Desde as disputadas eleições presidenciais na Venezuela em julho de 2024, o governo não parou de convocar consultas populares, eleições de juízes de paz, projetos comunitários em 2024 e, em abril deste ano, uma nova consulta comunitária, e em maio a eleição de governadores e legisladores para as Assembleias Nacional e Estadual.

 

As formas de acesso ao poder sempre foram um debate no seio da esquerda, que teve a sua praxis nas experiências de Cuba, da Europa de Leste, da Ásia, de África e outras, passando pelo conflito armado e pelo caminho das eleições no Chile, onde o socialista Salvador Allende foi eleito nos anos 1970.


Se nos guiarmos pelas constantes convocatórias de eleições do governo de Hugo Chávez, primeiro, e de Nicolás Maduro, atualmente, sem ser uma repetição mecânica, poder-se-ia dizer que se assemelha mais ao modelo chileno, fazendo uma comparação muito grosseira. Mas, ao contrário do modelo chileno, que foi devastado pela repressão fascista criminosa durante o golpe de Estado do general Pinochet em 1973, a Venezuela resiste a muitas das medidas que foram tomadas contra o governo de Allende na altura (ver a série de documentários A Batalha do Chile). Pressão internacional da Casa Branca nos Estados Unidos, mobilizações e boicotes da oligarquia e dos seus grupos políticos de direita, escassez, ataques, bloqueio económico, medidas de isolamento regional, cerco informativo e campanhas mediáticas que distorcem a realidade.


O que torna o socialismo venezuelano peculiar é a resposta que viemos procurar, percorrendo as suas aldeias, falando com as suas gentes, ouvindo os seus militantes e simpatizantes, os seus devotos e detractores.

 

Nas ruas da Venezuela, Caracas


O tom de voz dos venezuelanos é inconfundível, embora rapidamente se note a diferença entre as vozes dos habitantes do leste e as de Caracas ou de outras regiões da Venezuela. Muitas expressões idiomáticas são partilhadas com a região, mais especificamente com a Colômbia, e há uma “batalha cultural” entre os países fronteiriços sobre qual é a melhor arepa, a colombiana ou a venezuelana.

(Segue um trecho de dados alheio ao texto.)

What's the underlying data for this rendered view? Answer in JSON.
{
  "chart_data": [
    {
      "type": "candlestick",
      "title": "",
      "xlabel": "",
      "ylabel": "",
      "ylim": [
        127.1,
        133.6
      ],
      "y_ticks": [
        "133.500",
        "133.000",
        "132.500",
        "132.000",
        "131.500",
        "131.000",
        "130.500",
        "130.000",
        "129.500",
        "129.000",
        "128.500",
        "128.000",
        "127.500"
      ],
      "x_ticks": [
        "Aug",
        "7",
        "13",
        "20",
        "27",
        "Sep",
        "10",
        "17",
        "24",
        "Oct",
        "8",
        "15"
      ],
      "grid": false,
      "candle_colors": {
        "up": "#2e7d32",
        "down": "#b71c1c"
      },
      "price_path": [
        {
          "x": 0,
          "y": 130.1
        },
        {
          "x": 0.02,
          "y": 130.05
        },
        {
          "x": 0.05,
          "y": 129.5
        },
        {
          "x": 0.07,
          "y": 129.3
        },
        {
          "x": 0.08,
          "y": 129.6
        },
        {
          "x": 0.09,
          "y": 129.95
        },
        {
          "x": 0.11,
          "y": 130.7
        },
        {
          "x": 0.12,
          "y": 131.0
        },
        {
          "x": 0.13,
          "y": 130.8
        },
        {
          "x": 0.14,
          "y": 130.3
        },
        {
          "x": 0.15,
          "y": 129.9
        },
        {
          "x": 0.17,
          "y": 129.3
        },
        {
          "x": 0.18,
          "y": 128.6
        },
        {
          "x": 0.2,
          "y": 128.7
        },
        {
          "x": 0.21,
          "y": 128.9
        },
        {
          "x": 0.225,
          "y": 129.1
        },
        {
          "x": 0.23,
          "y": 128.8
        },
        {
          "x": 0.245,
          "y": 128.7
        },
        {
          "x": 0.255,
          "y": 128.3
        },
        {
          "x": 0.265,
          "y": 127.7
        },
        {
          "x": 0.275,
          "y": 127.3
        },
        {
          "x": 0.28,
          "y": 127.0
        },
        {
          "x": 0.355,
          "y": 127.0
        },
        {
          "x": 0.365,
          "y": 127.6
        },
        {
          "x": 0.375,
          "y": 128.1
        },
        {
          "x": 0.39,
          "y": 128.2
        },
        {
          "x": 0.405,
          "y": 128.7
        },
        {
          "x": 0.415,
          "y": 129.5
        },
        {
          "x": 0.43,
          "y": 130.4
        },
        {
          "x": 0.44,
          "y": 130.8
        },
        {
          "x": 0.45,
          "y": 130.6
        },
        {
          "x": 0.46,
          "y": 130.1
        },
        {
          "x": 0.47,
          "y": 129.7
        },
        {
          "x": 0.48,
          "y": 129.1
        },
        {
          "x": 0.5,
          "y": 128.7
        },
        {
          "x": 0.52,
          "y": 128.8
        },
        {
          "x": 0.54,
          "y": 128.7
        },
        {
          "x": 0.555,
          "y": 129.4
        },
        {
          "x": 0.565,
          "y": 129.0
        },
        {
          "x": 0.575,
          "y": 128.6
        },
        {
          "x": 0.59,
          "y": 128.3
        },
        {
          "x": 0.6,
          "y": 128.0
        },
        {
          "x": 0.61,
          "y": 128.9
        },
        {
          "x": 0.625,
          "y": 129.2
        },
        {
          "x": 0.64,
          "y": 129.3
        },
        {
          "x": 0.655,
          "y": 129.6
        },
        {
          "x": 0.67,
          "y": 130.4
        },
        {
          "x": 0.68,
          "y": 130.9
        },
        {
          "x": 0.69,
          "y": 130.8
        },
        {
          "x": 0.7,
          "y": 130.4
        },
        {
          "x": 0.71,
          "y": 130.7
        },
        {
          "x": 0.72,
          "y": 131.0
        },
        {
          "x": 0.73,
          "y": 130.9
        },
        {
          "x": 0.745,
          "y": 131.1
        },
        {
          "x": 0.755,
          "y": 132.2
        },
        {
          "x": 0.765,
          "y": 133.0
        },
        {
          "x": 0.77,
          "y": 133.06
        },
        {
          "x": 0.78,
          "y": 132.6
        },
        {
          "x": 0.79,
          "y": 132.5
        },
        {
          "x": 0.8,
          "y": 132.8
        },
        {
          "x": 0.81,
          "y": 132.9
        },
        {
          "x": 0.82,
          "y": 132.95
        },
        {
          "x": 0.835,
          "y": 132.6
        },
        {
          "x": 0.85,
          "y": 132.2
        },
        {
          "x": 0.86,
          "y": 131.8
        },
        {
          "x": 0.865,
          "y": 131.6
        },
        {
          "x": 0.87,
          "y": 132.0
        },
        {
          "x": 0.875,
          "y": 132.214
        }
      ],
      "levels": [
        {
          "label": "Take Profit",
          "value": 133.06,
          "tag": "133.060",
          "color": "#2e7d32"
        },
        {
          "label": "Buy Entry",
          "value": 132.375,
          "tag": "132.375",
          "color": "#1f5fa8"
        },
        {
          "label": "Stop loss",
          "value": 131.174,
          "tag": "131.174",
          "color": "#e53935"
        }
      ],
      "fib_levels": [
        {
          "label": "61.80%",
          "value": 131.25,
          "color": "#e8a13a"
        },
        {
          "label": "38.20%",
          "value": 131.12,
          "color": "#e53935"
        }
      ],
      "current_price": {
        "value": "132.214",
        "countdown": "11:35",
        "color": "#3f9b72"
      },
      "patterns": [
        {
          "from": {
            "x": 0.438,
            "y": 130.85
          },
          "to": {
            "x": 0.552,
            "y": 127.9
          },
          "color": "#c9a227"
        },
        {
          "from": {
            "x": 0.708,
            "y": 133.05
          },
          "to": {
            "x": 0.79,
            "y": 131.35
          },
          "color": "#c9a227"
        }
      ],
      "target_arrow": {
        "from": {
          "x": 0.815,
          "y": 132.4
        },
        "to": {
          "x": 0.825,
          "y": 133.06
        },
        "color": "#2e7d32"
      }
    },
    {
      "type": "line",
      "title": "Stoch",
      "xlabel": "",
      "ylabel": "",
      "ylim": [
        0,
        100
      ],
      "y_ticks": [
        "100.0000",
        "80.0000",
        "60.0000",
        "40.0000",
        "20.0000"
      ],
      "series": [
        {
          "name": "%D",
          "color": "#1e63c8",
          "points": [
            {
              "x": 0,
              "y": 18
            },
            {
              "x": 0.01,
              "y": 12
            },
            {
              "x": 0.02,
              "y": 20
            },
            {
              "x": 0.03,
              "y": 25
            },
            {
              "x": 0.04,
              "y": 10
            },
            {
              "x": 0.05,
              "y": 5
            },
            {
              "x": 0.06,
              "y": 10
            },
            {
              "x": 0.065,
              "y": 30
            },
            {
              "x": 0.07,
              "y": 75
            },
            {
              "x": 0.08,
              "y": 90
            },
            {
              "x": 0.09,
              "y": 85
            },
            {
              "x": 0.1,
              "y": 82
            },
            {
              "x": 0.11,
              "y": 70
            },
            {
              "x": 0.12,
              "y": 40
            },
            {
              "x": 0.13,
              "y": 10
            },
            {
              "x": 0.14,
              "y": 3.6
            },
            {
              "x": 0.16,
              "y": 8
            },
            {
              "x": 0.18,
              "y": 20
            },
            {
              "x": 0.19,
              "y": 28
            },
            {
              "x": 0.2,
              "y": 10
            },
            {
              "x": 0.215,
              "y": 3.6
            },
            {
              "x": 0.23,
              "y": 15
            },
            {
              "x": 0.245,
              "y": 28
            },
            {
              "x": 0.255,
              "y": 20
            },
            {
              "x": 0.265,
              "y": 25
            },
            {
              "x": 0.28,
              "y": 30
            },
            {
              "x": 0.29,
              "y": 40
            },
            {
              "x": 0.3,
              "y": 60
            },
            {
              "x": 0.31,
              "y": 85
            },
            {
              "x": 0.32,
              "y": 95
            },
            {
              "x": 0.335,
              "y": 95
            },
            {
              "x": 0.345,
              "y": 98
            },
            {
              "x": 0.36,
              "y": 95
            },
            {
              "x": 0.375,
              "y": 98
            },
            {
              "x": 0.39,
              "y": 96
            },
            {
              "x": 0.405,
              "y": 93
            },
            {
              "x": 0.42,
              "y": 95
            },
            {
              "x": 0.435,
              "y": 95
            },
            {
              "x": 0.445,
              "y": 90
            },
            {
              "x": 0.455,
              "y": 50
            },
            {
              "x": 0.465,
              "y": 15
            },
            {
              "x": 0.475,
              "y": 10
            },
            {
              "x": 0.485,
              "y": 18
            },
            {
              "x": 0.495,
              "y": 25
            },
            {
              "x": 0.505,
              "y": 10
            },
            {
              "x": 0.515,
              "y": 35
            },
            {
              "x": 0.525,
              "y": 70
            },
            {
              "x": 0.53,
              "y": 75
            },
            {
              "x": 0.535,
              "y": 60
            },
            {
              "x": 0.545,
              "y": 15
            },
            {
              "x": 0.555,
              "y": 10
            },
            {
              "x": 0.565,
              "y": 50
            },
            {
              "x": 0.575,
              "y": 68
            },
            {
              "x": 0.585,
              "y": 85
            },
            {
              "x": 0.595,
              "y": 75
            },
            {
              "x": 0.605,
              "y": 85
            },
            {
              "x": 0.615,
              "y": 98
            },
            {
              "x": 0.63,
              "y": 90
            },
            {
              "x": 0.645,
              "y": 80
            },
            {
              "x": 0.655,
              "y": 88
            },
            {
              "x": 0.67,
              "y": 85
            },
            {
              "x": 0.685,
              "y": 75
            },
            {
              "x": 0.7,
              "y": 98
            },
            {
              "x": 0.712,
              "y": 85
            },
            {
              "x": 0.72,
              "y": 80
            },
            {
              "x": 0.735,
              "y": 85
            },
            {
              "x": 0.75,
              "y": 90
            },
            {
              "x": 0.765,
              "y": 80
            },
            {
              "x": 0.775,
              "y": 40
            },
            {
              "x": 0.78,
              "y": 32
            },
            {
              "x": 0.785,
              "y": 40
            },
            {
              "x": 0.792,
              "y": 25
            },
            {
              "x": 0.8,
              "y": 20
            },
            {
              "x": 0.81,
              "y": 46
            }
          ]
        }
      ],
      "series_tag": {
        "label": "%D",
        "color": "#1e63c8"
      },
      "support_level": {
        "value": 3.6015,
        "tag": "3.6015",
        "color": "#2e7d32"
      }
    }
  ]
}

É melhor não se envolver.


A natureza venezuelana é tão deslumbrante como a sua cultura e a sua arquitetura, sobretudo a colonial, onde a presença espanhola sobressai, razão pela qual, nas palavras do poeta de Un recado a Simón, em homenagem a Simón Bolívar, “libertaste-nos de Espanha, mas não dos espanhóis”. Esta presença mestiça que gera um arco-íris de regiões e cidades com as suas particularidades está a ter uma componente comum baseada numa aposta do Comandante Hugo Chávez: apostar no Estado comunal, resgatando parte da experiência das comunas como ponto de referência na história do movimento popular venezuelano. Trata-se de um novo Estado comunal que não uniformiza a diversidade ao estilo soviético, mas que orienta um rumo a que chamam socialismo venezuelano e gera um estado de alma comum, um sentimento de pertença fecundado por um espírito de resistência animado pela investida dos sectores económicos do poder e da ingerência norte-americana.

 

As famílias comuns venezuelanas enfrentam os mesmos problemas que os povos do continente subjugado, em consequência da pilhagem, por pequenos grupos poderosos, das suas riquezas naturais, especialmente das suas reservas de ouro negro. No entanto, na sua forma ruidosa de se exprimirem, na sua forma caótica de se organizarem (tão ordenada e caótica como o trânsito em Caracas), encontraram um espaço onde a comunidade se está a impor à ordem institucional estabelecida, que há anos tem vindo a demonstrar as suas limitações. O tempo dirá se chegou o momento de estas pessoas exercerem a sua soberania e autonomia, deixando para trás as instituições do Estado burguês.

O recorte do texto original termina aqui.